Hayat Berbat

Aşağıdaki, NOON'dan bir kısa öykü, "Life is Awful." orjinal adı. Souvankham Thammavongsa, dört şiir kitabının ve How to Pronunciation Knife adlı kısa öykü koleksiyonunun yazarı, 2020 Scotiabank Giller Ödülü sahibi ve Ulusal Kitap Eleştirmenleri Çemberi Ödülü ve PEN / Amerika Açık Kitap Ödülü finalisti.  Hikayeleri O. Henry Ödülü kazandı ve The New Yorker , Harper's Magazine , The Paris Review , Granta ve NOON'da yayınlandı. Hayat Berbat hikayesi şöyle:


Bayan Hoth ne zaman kocasından ayrılmayı düşünse, ona onu sevip sevmediğini sorardı. Bu, eski aşkını kızdıran bir soruydu. Ama onun her zaman bir cevabı vardı. Ve asla aynı cevabı ermezdi. Her zaman orijinal ve onun için özel bir cevap bulurdu.

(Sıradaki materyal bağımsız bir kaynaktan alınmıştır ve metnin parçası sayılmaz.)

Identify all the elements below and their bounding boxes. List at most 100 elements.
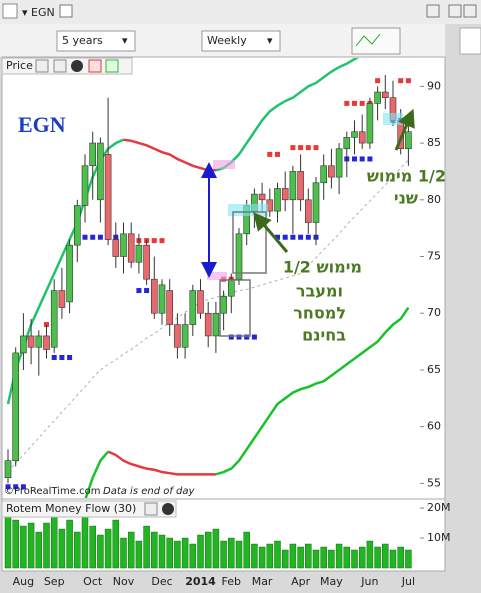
stop-dot — [97, 234, 103, 240]
stop-dot — [51, 354, 57, 360]
stop-dot — [305, 145, 311, 151]
y-tick-label: 55 — [427, 476, 441, 489]
volume-bar — [358, 546, 366, 569]
stop-dot — [359, 156, 365, 162]
stop-dot — [267, 151, 273, 157]
candle-body — [374, 91, 381, 104]
box — [219, 279, 251, 337]
dropdown-arrow: ▾ — [267, 34, 273, 47]
symbol-title: EGN — [18, 112, 66, 137]
highlight — [207, 272, 227, 280]
candle-body — [328, 165, 335, 178]
y-tick-label: 70 — [427, 306, 441, 319]
panel-button[interactable] — [162, 503, 174, 515]
interval-select[interactable] — [201, 30, 281, 52]
band-line — [215, 306, 410, 476]
panel-button[interactable] — [88, 59, 102, 73]
candle-body — [289, 171, 297, 201]
average-line — [7, 159, 409, 473]
period-select[interactable] — [56, 30, 136, 52]
volume-bar — [151, 531, 158, 569]
stop-dot — [282, 234, 288, 240]
band-line — [123, 138, 216, 172]
candle-body — [381, 91, 389, 99]
panel-button[interactable] — [53, 59, 67, 73]
x-tick-label: Jul — [401, 575, 415, 588]
volume-bar — [58, 528, 66, 569]
stop-dot — [367, 156, 373, 162]
app-icon[interactable] — [2, 3, 18, 19]
stop-dot — [275, 151, 280, 157]
candle-body — [143, 244, 150, 280]
volume-bar — [66, 519, 73, 569]
volume-bar — [258, 546, 266, 569]
period-text: 5 years — [62, 34, 103, 47]
panel-button[interactable] — [35, 59, 49, 73]
window-button[interactable] — [448, 4, 462, 18]
stop-dot — [305, 234, 311, 240]
volume-bar — [158, 534, 166, 569]
dropdown-arrow: ▾ — [122, 34, 128, 47]
window-button[interactable] — [463, 4, 477, 18]
x-tick-label: 2014 — [185, 575, 216, 588]
volume-bar — [74, 531, 81, 569]
candle-body — [74, 205, 81, 246]
volume-bar — [174, 540, 181, 569]
annotation: בחינם — [302, 326, 346, 345]
band-line — [6, 138, 125, 405]
candle-body — [12, 352, 19, 462]
stop-dot — [5, 484, 11, 490]
stop-dot — [290, 234, 296, 240]
candle-body — [135, 244, 143, 263]
panel-button[interactable] — [144, 502, 158, 516]
volume-bar — [351, 549, 358, 569]
y-tick-label: 85 — [427, 136, 441, 149]
note: Data is end of day — [103, 486, 196, 497]
window-button[interactable] — [426, 4, 440, 18]
y-tick-label: 20M — [427, 501, 451, 514]
candle-body — [351, 131, 358, 138]
panel-button[interactable] — [105, 59, 119, 73]
annotation: 1/2 מימוש — [367, 167, 446, 186]
volume-bar — [212, 528, 220, 569]
volume-bar — [104, 528, 112, 569]
candle-body — [97, 142, 104, 201]
annotation: שני — [394, 189, 418, 208]
candle-body — [166, 290, 173, 325]
volume-bar — [20, 525, 27, 569]
side-button[interactable] — [459, 27, 481, 55]
stop-dot — [290, 145, 296, 151]
stop-dot — [136, 288, 142, 294]
stop-dot — [375, 78, 381, 84]
candle-body — [158, 284, 166, 314]
symbol[interactable]: ▾ EGN — [22, 6, 55, 19]
x-tick-label: Dec — [151, 575, 172, 588]
volume-bar — [43, 522, 50, 569]
volume-bar — [389, 549, 397, 569]
indicator-button[interactable] — [351, 27, 401, 55]
volume-bar — [312, 549, 320, 569]
candle-body — [81, 165, 89, 206]
candle-body — [58, 290, 66, 308]
candle-body — [320, 165, 328, 184]
stop-dot — [244, 334, 250, 340]
x-tick-label: Apr — [291, 575, 311, 588]
x-tick-label: Mar — [252, 575, 273, 588]
stop-dot — [59, 354, 65, 360]
stop-dot — [398, 78, 404, 84]
volume-bar — [204, 531, 212, 569]
volume-bar — [112, 519, 120, 569]
info-button[interactable] — [59, 4, 73, 18]
volume-bar — [251, 543, 258, 569]
stop-dot — [344, 100, 350, 106]
x-tick-label: Aug — [13, 575, 34, 588]
panel-button[interactable] — [71, 60, 83, 72]
volume-bar — [281, 549, 289, 569]
y-tick-label: 60 — [427, 420, 441, 433]
symbol-text: EGN — [31, 6, 55, 19]
volume-bar — [12, 519, 19, 569]
candle-body — [43, 335, 50, 350]
candle-body — [274, 188, 281, 212]
highlight — [228, 204, 268, 216]
candle-body — [366, 103, 374, 144]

Çok güldüğünde ve diş etlerinin çoğunu gördüğünde onu sevdiğini söyledi. Bunun çirkin bir şey olduğunu biliyordu. Sadece onu gerçekten seven biri bunu düşünebilirdi.

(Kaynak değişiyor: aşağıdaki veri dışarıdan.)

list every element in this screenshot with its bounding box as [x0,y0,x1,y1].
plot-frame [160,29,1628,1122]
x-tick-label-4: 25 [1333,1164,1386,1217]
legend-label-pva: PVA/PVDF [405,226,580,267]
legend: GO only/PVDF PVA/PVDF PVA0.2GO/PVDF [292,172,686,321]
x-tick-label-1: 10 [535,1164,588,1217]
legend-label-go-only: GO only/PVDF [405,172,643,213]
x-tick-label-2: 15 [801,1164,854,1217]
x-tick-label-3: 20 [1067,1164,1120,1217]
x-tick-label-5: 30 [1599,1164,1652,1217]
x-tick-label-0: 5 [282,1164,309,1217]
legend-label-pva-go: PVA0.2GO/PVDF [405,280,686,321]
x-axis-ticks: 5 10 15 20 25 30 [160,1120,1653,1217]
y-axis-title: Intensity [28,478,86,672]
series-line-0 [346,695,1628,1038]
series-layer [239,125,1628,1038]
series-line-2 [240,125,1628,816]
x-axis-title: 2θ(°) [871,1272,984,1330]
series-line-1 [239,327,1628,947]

Başka bir sefer, uykusunda gaz çıkardığı için onu sevdiğini söyledi. “Ben beğendim. Bana yakın olduğun anlamına geliyor.” dedi.

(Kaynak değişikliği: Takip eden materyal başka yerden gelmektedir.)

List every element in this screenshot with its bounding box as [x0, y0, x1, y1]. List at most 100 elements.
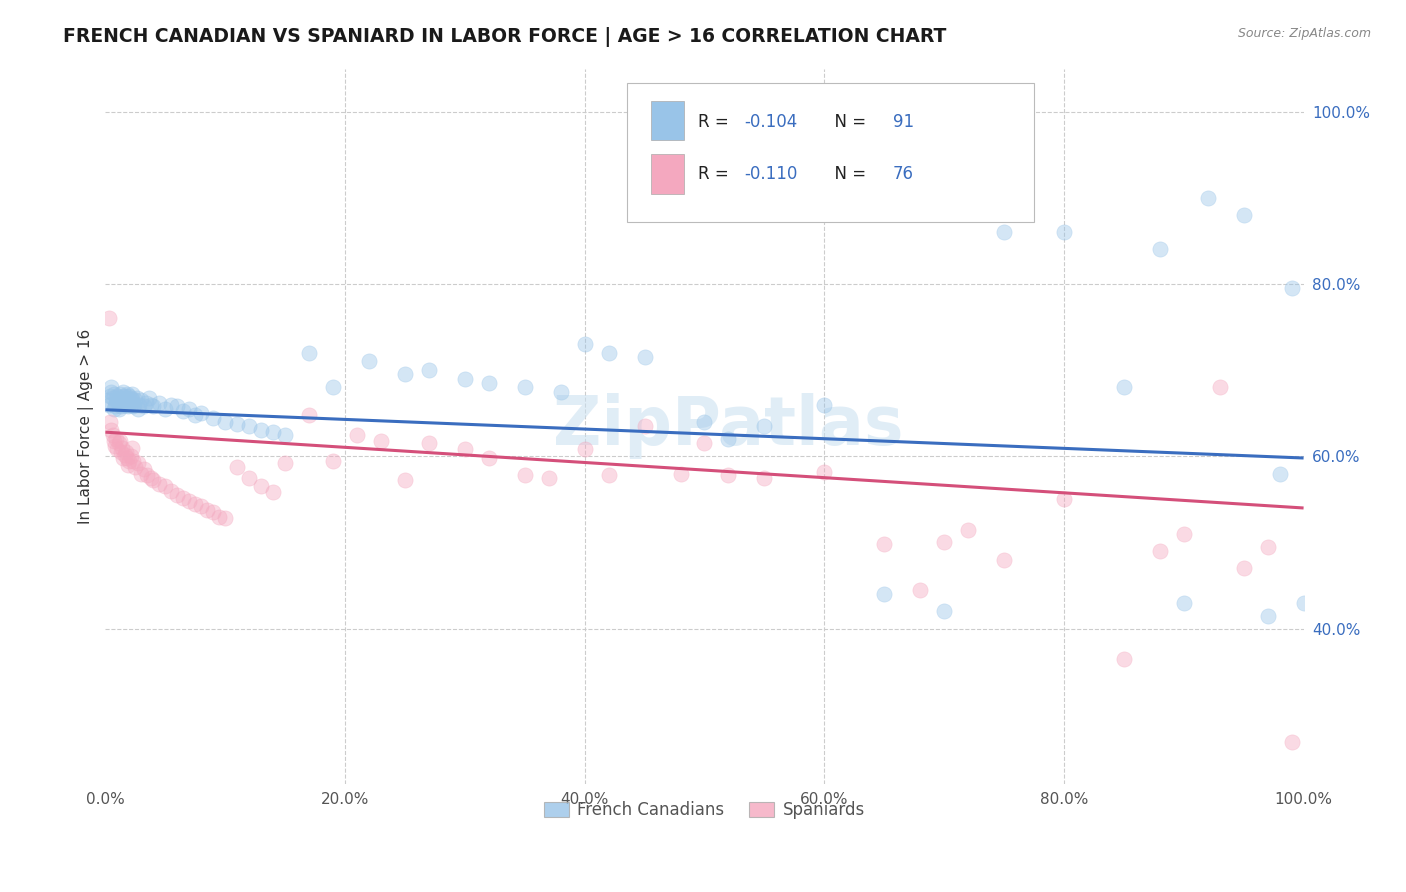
- Point: [813, 398, 835, 412]
- Point: [100, 384, 122, 399]
- Point: [346, 427, 368, 442]
- Point: [131, 393, 153, 408]
- Point: [104, 400, 127, 414]
- Point: [813, 465, 835, 479]
- Point: [633, 419, 655, 434]
- Point: [131, 467, 153, 481]
- Point: [112, 450, 135, 465]
- Point: [873, 587, 896, 601]
- Point: [117, 400, 139, 414]
- Point: [105, 432, 128, 446]
- Point: [1281, 735, 1303, 749]
- Point: [993, 552, 1015, 566]
- Point: [98, 398, 121, 412]
- Point: [124, 459, 146, 474]
- Point: [121, 393, 143, 408]
- Point: [105, 389, 128, 403]
- Point: [122, 453, 145, 467]
- Point: [454, 372, 477, 386]
- Point: [754, 471, 776, 485]
- Point: [148, 476, 170, 491]
- Point: [184, 497, 207, 511]
- Point: [114, 389, 136, 403]
- Point: [112, 384, 135, 399]
- Point: [717, 468, 740, 483]
- Point: [208, 509, 231, 524]
- Point: [105, 396, 128, 410]
- Point: [132, 400, 155, 414]
- Point: [1197, 191, 1219, 205]
- Point: [100, 380, 122, 394]
- Point: [1112, 380, 1135, 394]
- Point: [108, 391, 131, 405]
- Point: [1208, 380, 1230, 394]
- Point: [717, 432, 740, 446]
- Point: [101, 391, 124, 405]
- Point: [114, 391, 136, 405]
- Point: [693, 415, 716, 429]
- Point: [226, 417, 249, 431]
- Point: [513, 468, 536, 483]
- Point: [394, 368, 416, 382]
- Point: [1149, 243, 1171, 257]
- Point: [574, 337, 596, 351]
- Point: [190, 500, 212, 514]
- Text: N =: N =: [824, 165, 872, 184]
- Point: [179, 494, 201, 508]
- Point: [513, 380, 536, 394]
- Point: [1112, 652, 1135, 666]
- Point: [110, 445, 132, 459]
- Point: [1233, 561, 1256, 575]
- Point: [1173, 596, 1195, 610]
- Point: [1053, 492, 1076, 507]
- Point: [418, 436, 440, 450]
- Point: [117, 458, 139, 472]
- Point: [1281, 281, 1303, 295]
- Point: [155, 479, 177, 493]
- Point: [322, 453, 344, 467]
- Point: [1053, 225, 1076, 239]
- Point: [103, 401, 125, 416]
- Text: N =: N =: [824, 113, 872, 131]
- Point: [754, 419, 776, 434]
- Point: [110, 400, 132, 414]
- Point: [202, 410, 225, 425]
- Point: [104, 439, 127, 453]
- Point: [110, 393, 132, 408]
- Bar: [651, 101, 685, 140]
- Point: [537, 471, 560, 485]
- Point: [124, 393, 146, 408]
- Point: [114, 445, 136, 459]
- Point: [103, 387, 125, 401]
- Bar: [651, 154, 685, 194]
- Point: [932, 604, 955, 618]
- Point: [98, 415, 121, 429]
- Point: [1257, 540, 1279, 554]
- Point: [155, 401, 177, 416]
- Point: [122, 400, 145, 414]
- Point: [139, 471, 162, 485]
- Point: [454, 442, 477, 457]
- Point: [114, 448, 136, 462]
- Point: [214, 511, 236, 525]
- Point: [97, 393, 120, 408]
- Point: [114, 393, 136, 408]
- Point: [274, 427, 297, 442]
- Point: [957, 523, 980, 537]
- Point: [1173, 526, 1195, 541]
- Point: [115, 387, 138, 401]
- Text: R =: R =: [699, 113, 734, 131]
- Point: [298, 346, 321, 360]
- Point: [142, 474, 165, 488]
- Point: [114, 398, 136, 412]
- Point: [128, 398, 150, 412]
- Point: [262, 425, 284, 439]
- Point: [111, 398, 134, 412]
- Point: [111, 441, 134, 455]
- Point: [195, 502, 218, 516]
- Point: [214, 415, 236, 429]
- Point: [957, 199, 980, 213]
- Point: [202, 505, 225, 519]
- Point: [993, 225, 1015, 239]
- Point: [121, 441, 143, 455]
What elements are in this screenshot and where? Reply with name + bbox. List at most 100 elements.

Sadece seni gerçekten seven biri hoşlanacak böyle bir şey bulabilirdi.

Yani Bayan Hoth hep kocasının yanında kaldı. İstediği için değil, hayat uzun ve zor olduğu için ve gerçekte orada olmayı seçen birinden kimin yanında olmak iyiydi ki.

Ama sonra, bir partide bir adam gördü ve bu, bir şeyleri hak etmeyen korkunç insanların başına gelebilecek türden bir şeydi. Odada bir boşluk açıldı ve adam öne çıktı.

Bayan Hoth o akşam kocasıyla eve gideceğini biliyordu ve arkasını döndü gitti.

Bazen işler ürkütücü, aptalca ve tuhaftır, ama ne hissettiğin çok açıktır. Bayan Hoth’un hissettiği buydu.

Ve küçücüktü boyu, istediğini elde etmek için ayağa kalktığını hayal etti. Bu bazı insanların büyük kahkahalarına neden olabilirdi.

O akşam Bayan Hoth, kocasına artık onunla olmak istemediğini söyledi. Kocası nedenini bilmek istedi. Yanlış bir şey yoktu. Sadece gitmek istiyordu. Bir taksi çağırdı ve bir yere gitti. Gitmeden önce, “Hayat berbat” dedi.

Bayan Hoth, sevebileceğini düşünüyordu. Gençlerin hakkında konuştuğu türden bir sevgi… Büyü, heyecan ve tutku. Bunlar da sevgiyle gelebilecek şeylerdi.

Bayan Hoth erkeğini bulmuştu. On beş yaş küçüktü ve hayatı berbat değildi. Cesaret vericiydi.

Bir öğleden sonra Bayan Hoth havuzun kenarında oturmuş yeni kocasının yüzmesini izliyordu. Kocasının büyükannesi de oradaydı ve hiç konuşmayan sessiz bir kadın olan büyükannesi ona “Ah, seni seviyorum! Sen çok değerlisin.” dedi.

Bayan Hoth bir ailenin parçası olmak istememiş miydi? Yeğenleri ve büyükannesi olan biri mi? Belki onunla evlenmek istemiyordu ama bir ailenin yanında olmak istiyordu. Bir aile kurmak, bir ailenin parçası olmak çok uzun zaman alıyordu. Büyükannesini özlerdi hep. Parlak, cilalı ayak parmakları dondurma gibi parlıyordu.